SAN RAFAEL, Calif. — Serial murder suspect Joseph Naso delivered an hours-long personal history Monday replete with childhood photos, as he launched his defense, denied the decades-old slayings of four women and claimed he is not the "monster" prosecutors have made him out to be.
The 79-year-old defendant's opening statement came after prosecutors spent the morning showing the jury graphic images of the four women's bodies discovered in Northern California, leading some on the panel to wipe tears from their eyes.
Naso, wearing a dark suit and spectacles, rose after Marin County prosecutor Rosemary Slote had called him a "serial rapist and murderer" and said he was anxious to tell his side.
"I've been waiting two years and two months for this day, to tell my side of the story," Naso told the panel.
"I'm not the monster they say killed these women," he said. "I don't kill people and there's no evidence of that in my writings and photography."

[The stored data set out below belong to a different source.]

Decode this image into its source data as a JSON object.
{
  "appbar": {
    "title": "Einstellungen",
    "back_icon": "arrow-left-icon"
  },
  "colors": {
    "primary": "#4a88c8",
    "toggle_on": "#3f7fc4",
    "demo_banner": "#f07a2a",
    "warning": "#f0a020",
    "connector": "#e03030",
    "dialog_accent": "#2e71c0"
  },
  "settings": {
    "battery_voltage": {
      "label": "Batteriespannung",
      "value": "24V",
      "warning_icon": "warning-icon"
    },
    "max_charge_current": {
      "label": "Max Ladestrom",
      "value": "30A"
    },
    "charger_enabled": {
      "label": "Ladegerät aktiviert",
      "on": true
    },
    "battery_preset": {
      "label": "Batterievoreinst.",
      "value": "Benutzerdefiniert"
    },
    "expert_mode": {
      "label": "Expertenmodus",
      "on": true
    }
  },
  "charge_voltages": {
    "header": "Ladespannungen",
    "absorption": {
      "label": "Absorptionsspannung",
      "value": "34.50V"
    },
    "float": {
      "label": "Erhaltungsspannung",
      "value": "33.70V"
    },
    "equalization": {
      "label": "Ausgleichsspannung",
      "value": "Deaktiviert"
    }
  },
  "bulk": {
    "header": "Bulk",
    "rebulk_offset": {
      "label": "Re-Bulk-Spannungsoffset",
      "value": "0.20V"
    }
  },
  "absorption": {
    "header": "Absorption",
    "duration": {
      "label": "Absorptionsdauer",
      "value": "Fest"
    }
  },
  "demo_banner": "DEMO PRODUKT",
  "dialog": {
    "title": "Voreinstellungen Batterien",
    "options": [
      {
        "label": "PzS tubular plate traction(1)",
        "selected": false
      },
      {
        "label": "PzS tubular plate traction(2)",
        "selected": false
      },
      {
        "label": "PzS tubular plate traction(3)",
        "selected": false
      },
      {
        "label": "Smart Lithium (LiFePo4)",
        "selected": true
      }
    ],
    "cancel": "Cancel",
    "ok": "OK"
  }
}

Naso, has pleaded not guilty to four counts of first-degree murder with special circumstances for the slayings of four women — all prostitutes with matching initials: 18-year-old Roxene Roggasch in 1977; 22-year-old Carmen Colon in 1978; 38-year-old Pamela Parsons in 1993; and 31-year-old Tracy Tafoya in 1994.
Whether the "double initials" in each victim's name was a coincidence or a plan, investigators have not said. Prosecutors are seeking the death penalty.
Prosecutors say Naso drugged and photographed his unconscious victims, then strangled them and dumped their naked bodies in rural areas.